Langfristige Überwachung, nicht nur einmalige Korrektur
Ein heute konformer SPF-Eintrag kann morgen die Grenze überschreiten, wenn ein Dienstleister seine Infrastruktur ändert. Die aggregierten DMARC-Berichte (RUA-Format) sind der zugänglichste Indikator: Sie zeigen den Prozentsatz der E-Mails, die die SPF-Authentifizierung pro deklarierte Absenderdomäne bestehen oder scheitern. Jede plötzliche Spitze von SPF-Fehlschlägen verdient eine sofortige Untersuchung der Anzahl der Abfragen.
Die Begrenzung von 10 SPF-Lookups ist eine Einschränkung von 2014, die seit der RFC 7208 nicht revidiert wurde. Organisationen, die zu DMARC im Erzwingungsmodus wechseln, wie Google es seit 2024 für Massenversender verlangt, entdecken sie manchmal im ungünstigsten Moment: Wenn ihre kritischen E-Mails nicht mehr ankommen und niemand weiß, warum.
Was ist ein PermError SPF?
Ein PermError SPF ist ein permanenter Fehler, der vom Empfangsserver zurückgegeben wird, wenn die SPF-Überprüfung nicht abgeschlossen werden kann, insbesondere weil die Anzahl der DNS-Abfragen 10 übersteigt. Im Gegensatz zu einem TempError (wiederherstellbarer temporärer Fehler) bleibt ein PermError bestehen, bis der SPF-Eintrag korrigiert wird. DMARC behandelt einen PermError als vollständigen SPF-Fehler.
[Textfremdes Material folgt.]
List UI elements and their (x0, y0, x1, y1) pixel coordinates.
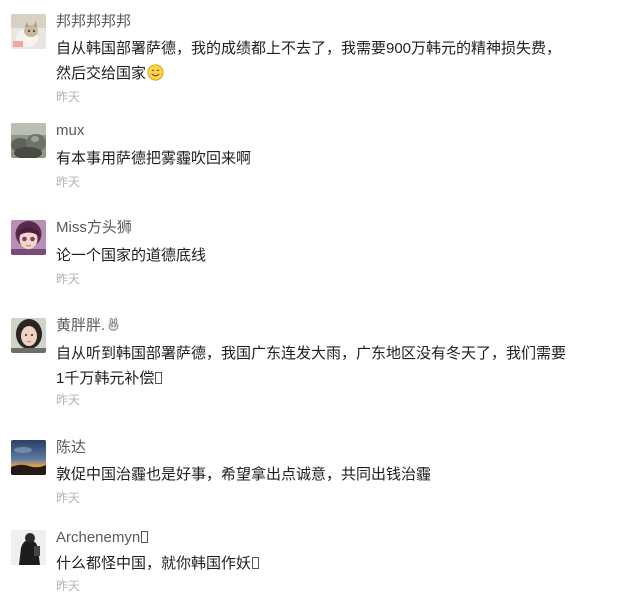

Zählen die Mechanismen ip4 und ip6 in die Grenze von 10 Lookups?
Nein. Die Mechanismen ip4:, ip6: und all lösen keine DNS-Abfrage aus und zählen nicht zur Grenze. Nur Mechanismen, die eine DNS- Auflösung erfordern, werden gezählt: include:, a, mx, ptr, exists und der redirect-Modifikator.
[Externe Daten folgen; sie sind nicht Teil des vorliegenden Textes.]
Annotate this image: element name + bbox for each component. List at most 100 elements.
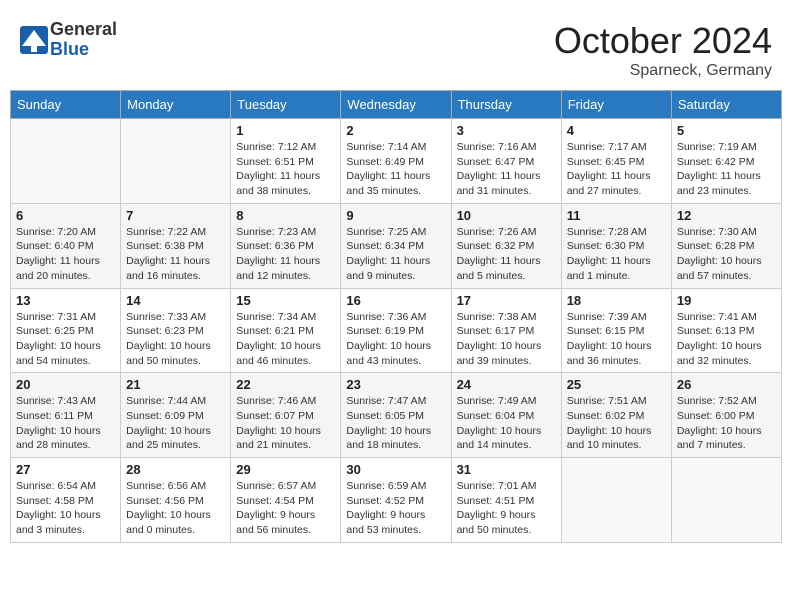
- calendar-cell: 7 Sunrise: 7:22 AM Sunset: 6:38 PM Daylig…: [121, 203, 231, 288]
- day-number: 18: [567, 293, 666, 308]
- day-info: Sunrise: 7:44 AM Sunset: 6:09 PM Dayligh…: [126, 394, 225, 453]
- day-info: Sunrise: 7:41 AM Sunset: 6:13 PM Dayligh…: [677, 310, 776, 369]
- day-number: 9: [346, 208, 445, 223]
- calendar-week-row: 1 Sunrise: 7:12 AM Sunset: 6:51 PM Daylig…: [11, 119, 782, 204]
- calendar-cell: [561, 458, 671, 543]
- title-block: October 2024 Sparneck, Germany: [554, 20, 772, 80]
- day-number: 12: [677, 208, 776, 223]
- day-info: Sunrise: 7:14 AM Sunset: 6:49 PM Dayligh…: [346, 140, 445, 199]
- day-number: 30: [346, 462, 445, 477]
- day-number: 14: [126, 293, 225, 308]
- location: Sparneck, Germany: [554, 62, 772, 80]
- calendar-cell: 25 Sunrise: 7:51 AM Sunset: 6:02 PM Dayli…: [561, 373, 671, 458]
- day-number: 3: [457, 123, 556, 138]
- weekday-header-monday: Monday: [121, 91, 231, 119]
- weekday-header-row: SundayMondayTuesdayWednesdayThursdayFrid…: [11, 91, 782, 119]
- day-info: Sunrise: 7:30 AM Sunset: 6:28 PM Dayligh…: [677, 225, 776, 284]
- day-info: Sunrise: 7:17 AM Sunset: 6:45 PM Dayligh…: [567, 140, 666, 199]
- day-info: Sunrise: 7:33 AM Sunset: 6:23 PM Dayligh…: [126, 310, 225, 369]
- day-info: Sunrise: 7:47 AM Sunset: 6:05 PM Dayligh…: [346, 394, 445, 453]
- calendar-cell: 16Sunrise: 7:36 AM Sunset: 6:19 PM Dayli…: [341, 288, 451, 373]
- day-info: Sunrise: 7:23 AM Sunset: 6:36 PM Dayligh…: [236, 225, 335, 284]
- calendar-cell: 18 Sunrise: 7:39 AM Sunset: 6:15 PM Dayli…: [561, 288, 671, 373]
- day-number: 19: [677, 293, 776, 308]
- day-info: Sunrise: 7:25 AM Sunset: 6:34 PM Dayligh…: [346, 225, 445, 284]
- logo-text: General Blue: [50, 20, 117, 60]
- calendar-cell: 3 Sunrise: 7:16 AM Sunset: 6:47 PM Daylig…: [451, 119, 561, 204]
- day-info: Sunrise: 7:12 AM Sunset: 6:51 PM Dayligh…: [236, 140, 335, 199]
- calendar-cell: 10 Sunrise: 7:26 AM Sunset: 6:32 PM Dayli…: [451, 203, 561, 288]
- calendar-cell: 14 Sunrise: 7:33 AM Sunset: 6:23 PM Dayli…: [121, 288, 231, 373]
- day-number: 17: [457, 293, 556, 308]
- day-info: Sunrise: 7:19 AM Sunset: 6:42 PM Dayligh…: [677, 140, 776, 199]
- calendar-cell: 22 Sunrise: 7:46 AM Sunset: 6:07 PM Dayli…: [231, 373, 341, 458]
- calendar-cell: [671, 458, 781, 543]
- day-info: Sunrise: 6:54 AM Sunset: 4:58 PM Dayligh…: [16, 479, 115, 538]
- day-number: 2: [346, 123, 445, 138]
- day-number: 26: [677, 377, 776, 392]
- day-number: 22: [236, 377, 335, 392]
- calendar-cell: 4Sunrise: 7:17 AM Sunset: 6:45 PM Daylig…: [561, 119, 671, 204]
- calendar-cell: 5Sunrise: 7:19 AM Sunset: 6:42 PM Daylig…: [671, 119, 781, 204]
- weekday-header-thursday: Thursday: [451, 91, 561, 119]
- day-info: Sunrise: 7:34 AM Sunset: 6:21 PM Dayligh…: [236, 310, 335, 369]
- calendar-cell: 27 Sunrise: 6:54 AM Sunset: 4:58 PM Dayli…: [11, 458, 121, 543]
- calendar-week-row: 27 Sunrise: 6:54 AM Sunset: 4:58 PM Dayli…: [11, 458, 782, 543]
- calendar-week-row: 13 Sunrise: 7:31 AM Sunset: 6:25 PM Dayli…: [11, 288, 782, 373]
- month-title: October 2024: [554, 20, 772, 62]
- calendar-cell: 6Sunrise: 7:20 AM Sunset: 6:40 PM Daylig…: [11, 203, 121, 288]
- calendar-cell: 2 Sunrise: 7:14 AM Sunset: 6:49 PM Daylig…: [341, 119, 451, 204]
- day-number: 27: [16, 462, 115, 477]
- day-info: Sunrise: 7:26 AM Sunset: 6:32 PM Dayligh…: [457, 225, 556, 284]
- day-number: 10: [457, 208, 556, 223]
- calendar-cell: 17 Sunrise: 7:38 AM Sunset: 6:17 PM Dayli…: [451, 288, 561, 373]
- calendar-week-row: 6Sunrise: 7:20 AM Sunset: 6:40 PM Daylig…: [11, 203, 782, 288]
- logo-general: General: [50, 20, 117, 40]
- calendar-body: 1 Sunrise: 7:12 AM Sunset: 6:51 PM Daylig…: [11, 119, 782, 543]
- calendar-cell: 1 Sunrise: 7:12 AM Sunset: 6:51 PM Daylig…: [231, 119, 341, 204]
- day-info: Sunrise: 7:16 AM Sunset: 6:47 PM Dayligh…: [457, 140, 556, 199]
- day-info: Sunrise: 7:28 AM Sunset: 6:30 PM Dayligh…: [567, 225, 666, 284]
- calendar-cell: 20Sunrise: 7:43 AM Sunset: 6:11 PM Dayli…: [11, 373, 121, 458]
- day-number: 28: [126, 462, 225, 477]
- calendar-cell: 15Sunrise: 7:34 AM Sunset: 6:21 PM Dayli…: [231, 288, 341, 373]
- calendar-cell: 31Sunrise: 7:01 AM Sunset: 4:51 PM Dayli…: [451, 458, 561, 543]
- logo-blue: Blue: [50, 40, 117, 60]
- day-number: 23: [346, 377, 445, 392]
- day-number: 6: [16, 208, 115, 223]
- calendar-cell: 24Sunrise: 7:49 AM Sunset: 6:04 PM Dayli…: [451, 373, 561, 458]
- day-number: 21: [126, 377, 225, 392]
- logo-icon: [20, 26, 48, 54]
- calendar-cell: 8Sunrise: 7:23 AM Sunset: 6:36 PM Daylig…: [231, 203, 341, 288]
- day-info: Sunrise: 7:22 AM Sunset: 6:38 PM Dayligh…: [126, 225, 225, 284]
- calendar-cell: [121, 119, 231, 204]
- day-number: 13: [16, 293, 115, 308]
- day-info: Sunrise: 6:56 AM Sunset: 4:56 PM Dayligh…: [126, 479, 225, 538]
- day-info: Sunrise: 7:36 AM Sunset: 6:19 PM Dayligh…: [346, 310, 445, 369]
- calendar-cell: 29Sunrise: 6:57 AM Sunset: 4:54 PM Dayli…: [231, 458, 341, 543]
- day-info: Sunrise: 7:43 AM Sunset: 6:11 PM Dayligh…: [16, 394, 115, 453]
- calendar-cell: 11 Sunrise: 7:28 AM Sunset: 6:30 PM Dayli…: [561, 203, 671, 288]
- weekday-header-friday: Friday: [561, 91, 671, 119]
- day-info: Sunrise: 6:59 AM Sunset: 4:52 PM Dayligh…: [346, 479, 445, 538]
- calendar-cell: 21 Sunrise: 7:44 AM Sunset: 6:09 PM Dayli…: [121, 373, 231, 458]
- day-info: Sunrise: 7:51 AM Sunset: 6:02 PM Dayligh…: [567, 394, 666, 453]
- calendar-cell: 23 Sunrise: 7:47 AM Sunset: 6:05 PM Dayli…: [341, 373, 451, 458]
- weekday-header-tuesday: Tuesday: [231, 91, 341, 119]
- day-number: 7: [126, 208, 225, 223]
- day-info: Sunrise: 7:49 AM Sunset: 6:04 PM Dayligh…: [457, 394, 556, 453]
- day-number: 25: [567, 377, 666, 392]
- day-number: 11: [567, 208, 666, 223]
- weekday-header-sunday: Sunday: [11, 91, 121, 119]
- calendar-cell: 30 Sunrise: 6:59 AM Sunset: 4:52 PM Dayli…: [341, 458, 451, 543]
- day-info: Sunrise: 7:01 AM Sunset: 4:51 PM Dayligh…: [457, 479, 556, 538]
- page-header: General Blue October 2024 Sparneck, Germ…: [10, 10, 782, 85]
- logo: General Blue: [20, 20, 117, 60]
- day-info: Sunrise: 7:39 AM Sunset: 6:15 PM Dayligh…: [567, 310, 666, 369]
- calendar-cell: 9 Sunrise: 7:25 AM Sunset: 6:34 PM Daylig…: [341, 203, 451, 288]
- day-info: Sunrise: 7:46 AM Sunset: 6:07 PM Dayligh…: [236, 394, 335, 453]
- day-info: Sunrise: 7:38 AM Sunset: 6:17 PM Dayligh…: [457, 310, 556, 369]
- day-info: Sunrise: 7:31 AM Sunset: 6:25 PM Dayligh…: [16, 310, 115, 369]
- calendar-cell: 19 Sunrise: 7:41 AM Sunset: 6:13 PM Dayli…: [671, 288, 781, 373]
- day-number: 1: [236, 123, 335, 138]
Wie weiß ich, ob mein SPF-Eintrag die Grenze überschreitet?
Werkzeuge wie der MXToolbox SPF Checker und der Domänenprüfer von dmarcian analysieren den SPF-Eintrag und zählen die kaskadierenden DNS-Abfragen, einschließlich verschachtelter Inklusionen. Ein Ergebnis über 10 bestätigt, dass der Eintrag bei jeder Überprüfung einen PermError zurückgibt, unabhängig von der bestehenden DMARC-Richtlinie.